October 24, 2005 12:36 PM PDT

Sun to update Solaris 10 by year end

Sun Microsystems plans to release the first update to Solaris 10 by the end of the year, adding an overhauled start-up process, software update feature and performance improvements.

"We'll ship the first update for Solaris 10 before the end of the year," said Chris Ratcliffe, director of Solaris marketing. Sun updates its operating system roughly quarterly, but doesn't begin the process for six to 12 months after the release of a major new version, he said.

Sun released Solaris 10 in January, then began releasing major amounts of its underlying source code in June. Both moves were significant parts of the company's effort to restore luster and relevance that the operating system has lost to Linux, and to elevate its profile compared to Hewlett-Packard's HP-UX and IBM's AIX.

One major new feature coming with the upgrade is the Newboot start-up process, which chiefly is of interest to those with computers with x86 processors such as Intel's Pentium and Advanced Micro Devices' Opteron. For the earliest stages of start-up, Newboot uses the same Grub software as most versions of Linux, making it easier to run multiple operating systems on the same computer. Newboot also makes it easier to use a much wider variety of hardware during the boot process.

There's more coming with the first update than just Newboot, Ratcliffe said. Sun will fully integrate the Sun Update Connection software, which alerts users about when software updates are available and optionally handles installation. The software today is a separate feature.

The Solaris update also will include improvements to memory performance, networking performance and hardware support, Ratcliffe added.

However, as expected, two major Solaris features won't arrive until 2006: Janus, which lets Linux software run on the version of Solaris for x86 chips such as Intel's Xeon, and ZFS, the Zettabyte File System that governs how files are written to storage devices.

File systems control people's data, and their arrival must not be rushed, Ratcliffe said. That's even more the case with ZFS: Its 128-bit address space gives it the ability to govern vast amounts of data, and Sun therefore expects the software to last for a very long time.

"You've got to get it right, and you have one shot to get it right," Ratcliffe said. ZFS is in its third beta test and will be broadly available for evaluation by the end of the year through the Solaris Express program. Sun plans to fully integrate ZFS in an update released "early to mid next year."

With Janus, formally called the Linux Application Environment, Sun was ready to release the software when customers intervened. They asked Sun for a different approach that isolated Linux applications into their own compartment, Ratcliffe said.
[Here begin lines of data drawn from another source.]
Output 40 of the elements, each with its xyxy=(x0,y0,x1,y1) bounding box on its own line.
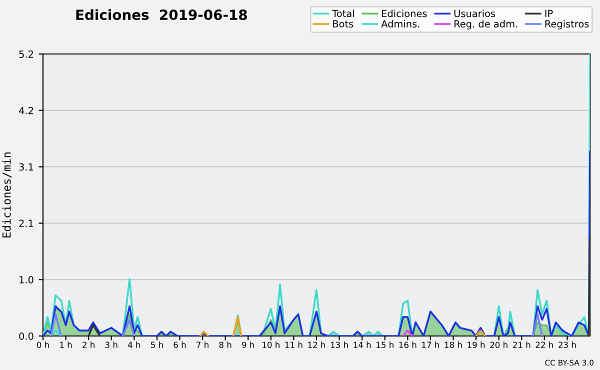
x-tick-label: 12 h xyxy=(308,342,326,348)
legend-label: Registros xyxy=(545,20,589,30)
x-tick-label: 16 h xyxy=(399,342,416,348)
x-tick-label: 6 h xyxy=(174,342,186,348)
x-tick-label: 2 h xyxy=(82,342,94,348)
x-tick-label: 17 h xyxy=(422,342,440,348)
x-tick-label: 10 h xyxy=(262,342,280,348)
x-tick-label: 8 h xyxy=(219,342,232,348)
x-tick-label: 21 h xyxy=(512,342,530,348)
legend-label: Ediciones xyxy=(382,10,427,18)
x-tick-label: 23 h xyxy=(558,342,576,348)
x-tick-label: 14 h xyxy=(354,342,371,348)
y-tick-label: 0.0 xyxy=(19,332,34,340)
x-tick-label: 4 h xyxy=(128,342,140,348)
y-tick-label: 2.1 xyxy=(19,220,34,227)
x-tick-label: 22 h xyxy=(536,342,553,348)
legend-label: Usuarios xyxy=(454,10,496,18)
x-tick-label: 20 h xyxy=(490,342,508,348)
chart-title: Ediciones 2019-06-18 xyxy=(76,9,247,20)
x-tick-label: 7 h xyxy=(196,342,208,348)
x-tick-label: 3 h xyxy=(105,342,118,348)
x-tick-label: 0 h xyxy=(36,342,49,348)
x-tick-label: 19 h xyxy=(468,342,485,348)
y-tick-label: 1.0 xyxy=(20,276,34,284)
y-tick-label: 3.1 xyxy=(19,163,34,171)
x-tick-label: 9 h xyxy=(242,342,254,348)
y-axis-title: Ediciones/min xyxy=(2,152,12,238)
legend-label: Total xyxy=(332,10,354,18)
x-tick-label: 11 h xyxy=(285,342,302,348)
x-tick-label: 13 h xyxy=(330,342,348,348)
x-tick-label: 18 h xyxy=(444,342,462,348)
legend-label: IP xyxy=(545,10,553,18)
x-tick-label: 1 h xyxy=(60,342,72,348)
legend-label: Bots xyxy=(333,20,354,28)
legend-label: Reg. de adm. xyxy=(454,20,518,30)
x-tick-label: 5 h xyxy=(150,342,163,348)
x-tick-label: 15 h xyxy=(376,342,394,348)
y-tick-label: 5.2 xyxy=(19,50,33,58)
y-tick-label: 4.2 xyxy=(18,106,33,114)
legend-label: Admins. xyxy=(381,20,420,28)
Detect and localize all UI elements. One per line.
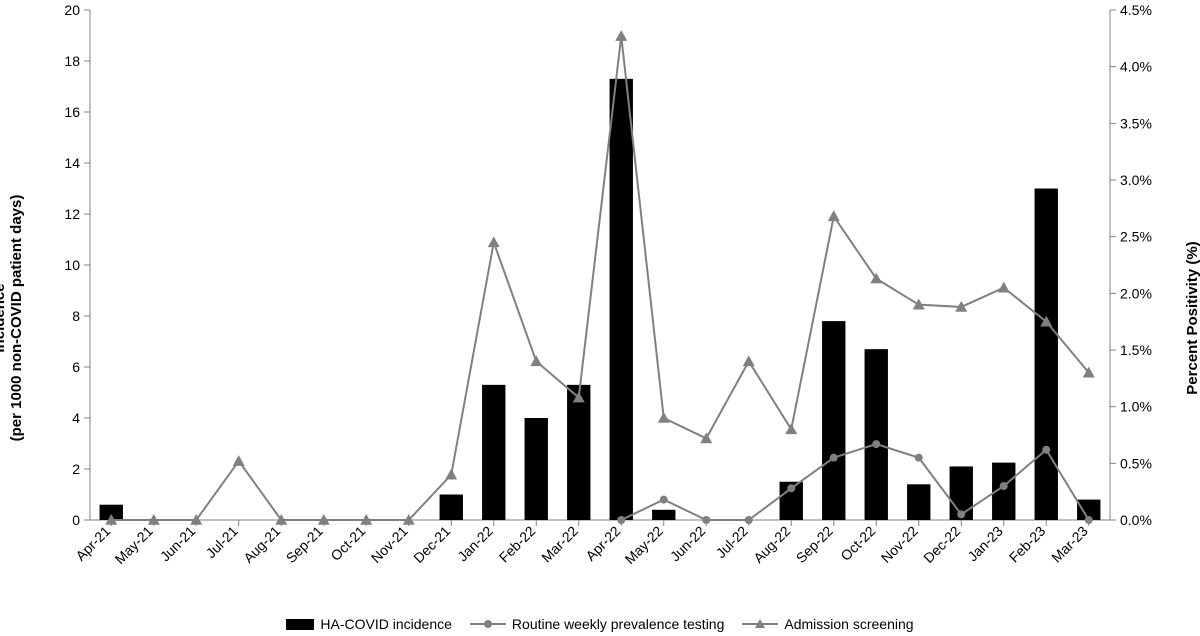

The initial version would let Linux applications run, but only in Solaris' primary program environment. Customers wanted to be able to run them in walled-off compartments called "containers," one of the major additions of Solaris 10. Applications running in a container can crash without disturbing the rest of the system.

The new Janus will arrive later than ZFS, Ratcliffe said. "We expect to go into beta with the new version early next year and ship by the middle of next year," he said.

Janus will initially support Linux applications that run on Red Hat Enterprise Linux--specifically RHEL 3, Update 1, which was released in the first quarter of 2004.

With Solaris 10, Sun began letting people download and use the software for free, charging only for support. So far, more than 2.8 million copies have been downloaded, Sun said.